4.5  Alternative: DBMS_DATAPUMP (PL/SQL, No Client Required)

If you cannot install Oracle client tools, use the DBMS_DATAPUMP API entirely from within ATP SQL Worksheet or SQLcl:

DECLARE
  h  NUMBER;
BEGIN
  h := DBMS_DATAPUMP.OPEN(
         operation  => 'IMPORT',
         job_mode   => 'SCHEMA',
         job_name   => 'EBS_IMP_JOB');
 
  DBMS_DATAPUMP.ADD_FILE(
    handle    => h,
    filename  => 'https://namespace.objectstorage.us-ashburn-1.oci.customer-oci.com/
                  n/namespace/b/EBS_MIGRATION_DUMPS/o/ebs_dumps/ebs_export_%l.dmp',
    directory => 'OCI_DUMP_CRED',
    filetype  => DBMS_DATAPUMP.KU$_FILE_TYPE_DUMP_FILE);
 
  DBMS_DATAPUMP.SET_PARALLEL(handle => h, degree => 8);
  DBMS_DATAPUMP.START_JOB(h);
END;
/

5. Validation & Post-Load Checks

After the import, run these checks in ATP to validate completeness:

-- Check import job status
SELECT job_name, state, degree, error_count
FROM   dba_datapump_jobs;

-- Row count validation against source
SELECT table_name, num_rows
FROM   dba_tables
WHERE  owner = 'GL'
ORDER  BY table_name;

-- Object Storage upload verification (Python)
response = client.list_objects(namespace, BUCKET, prefix='ebs_dumps/')
print(f'{len(response.data.objects)} objects staged in bucket')

 

✅  Cross-check num_rows with source DB counts as part of migration UAT sign-off.

6. Production Considerations & Best Practices

 

Area

Recommendation

File Size

Keep individual .dmp files ≤ 5 GB using filesize parameter.
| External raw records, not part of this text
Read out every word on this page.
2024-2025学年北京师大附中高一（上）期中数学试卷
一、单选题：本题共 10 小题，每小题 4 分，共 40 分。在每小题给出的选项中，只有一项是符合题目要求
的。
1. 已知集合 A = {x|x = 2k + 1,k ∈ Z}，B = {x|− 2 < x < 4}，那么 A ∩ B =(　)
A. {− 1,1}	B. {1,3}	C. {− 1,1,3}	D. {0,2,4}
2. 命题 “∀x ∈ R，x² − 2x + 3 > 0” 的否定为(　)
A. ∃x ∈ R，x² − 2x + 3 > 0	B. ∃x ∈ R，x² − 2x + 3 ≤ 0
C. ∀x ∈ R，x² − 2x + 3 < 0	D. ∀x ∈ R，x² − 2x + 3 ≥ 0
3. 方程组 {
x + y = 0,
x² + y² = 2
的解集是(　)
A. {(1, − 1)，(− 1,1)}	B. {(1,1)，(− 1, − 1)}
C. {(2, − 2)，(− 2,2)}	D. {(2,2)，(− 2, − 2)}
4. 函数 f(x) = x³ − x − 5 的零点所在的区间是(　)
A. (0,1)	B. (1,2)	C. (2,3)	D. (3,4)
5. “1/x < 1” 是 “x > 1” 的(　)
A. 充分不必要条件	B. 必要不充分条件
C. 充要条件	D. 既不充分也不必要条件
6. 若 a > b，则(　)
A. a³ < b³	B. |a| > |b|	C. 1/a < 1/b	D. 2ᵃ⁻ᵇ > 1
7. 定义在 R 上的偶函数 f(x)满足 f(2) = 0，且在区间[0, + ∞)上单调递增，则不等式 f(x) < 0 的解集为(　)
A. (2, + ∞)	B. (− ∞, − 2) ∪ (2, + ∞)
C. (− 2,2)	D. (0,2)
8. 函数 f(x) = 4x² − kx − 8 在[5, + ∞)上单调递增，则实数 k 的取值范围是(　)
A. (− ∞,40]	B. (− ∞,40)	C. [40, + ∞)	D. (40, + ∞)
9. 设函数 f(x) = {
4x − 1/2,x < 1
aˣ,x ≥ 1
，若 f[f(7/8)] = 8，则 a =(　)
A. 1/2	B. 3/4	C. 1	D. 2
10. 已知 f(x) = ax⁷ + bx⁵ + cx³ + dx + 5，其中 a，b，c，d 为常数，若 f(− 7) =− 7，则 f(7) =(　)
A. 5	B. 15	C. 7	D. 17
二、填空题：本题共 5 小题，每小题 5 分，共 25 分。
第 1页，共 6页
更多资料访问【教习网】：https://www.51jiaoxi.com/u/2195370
Object Storage API supports up to 50 GB but smaller files enable parallel streams.

Encryption

Use ENCRYPTION_PWD_PROMPT=YES on expdp. Pass the same prompt on impdp. Stored credentials in DBMS_CLOUD do not expose the encryption key.

Network

Use OCI FastConnect or VPN for on-premises uploads. For compute-to-compute within OCI, enable Service Gateway to avoid public internet routing.

Parallelism

Set PARALLEL on both expdp and impdp to match CPU count. For ATP, use the HIGH service name for maximum resource allocation.

Lifecycle Policy

Add an Object Storage lifecycle rule to delete dump objects 30 days after creation, preventing cost accumulation from orphaned files.

Resume Safety

The Python upload script skips already-uploaded objects by default. Use --no-skip only when explicitly re-staging after a source data change.

 

7. Common Errors & Troubleshooting

 

ORA-39001 / ORA-39000 — Invalid argument on impdp

Cause: Incorrect Object Storage URI format or credential name mismatch. Check that the URI uses the OCI Dedicated Endpoint format (namespace.objectstorage.region.oci.customer-oci.com) and that the credential is created in the same ATP schema running the import.

ORA-20401 — Credential not found (DBMS_CLOUD)

Cause: The credential was created in a different schema. Grant access or recreate under ADMIN. Verify with: SELECT credential_name FROM all_credentials;

Zero-byte .dmp files in Object Storage console

Cause: This is expected behaviour when exporting directly via Data Pump to Object Storage. The actual data is in chunk files (.dmp_aaaaaa, .dmp_aaaaab, etc.). Use impdp or Swift/curl — not the OCI Console download button — to retrieve full files.

Python upload fails with 401 Unauthorized

Cause: OCI config fingerprint or private key path mismatch. Run: oci iam user get --user-id <your_ocid> to validate config. On Compute VMs, switch to Instance Principal auth by removing the config file argument.

8. Summary

The pipeline of Oracle Data Pump export → OCI Object Storage staging → ATP import is the standard, Oracle-recommended approach for moving bulk schema data into Autonomous Database. It avoids database links, intermediate servers, and proprietary ETL tooling.

The three-stage approach provides:

• Decoupling — source and target databases never connect directly

• Durability — Object Storage retains the dump as a recoverable point

• Scalability — multipart uploads and parallel impdp scale with data volume

• Auditability — timestamped log files at every stage for migration sign-off 

The Python automation layer brings resume-safety, structured logging, and parallel throughput that the OCI CLI alone does not provide out of the box — making it the preferred choice for production migration involving dozens of schemas or terabytes of data.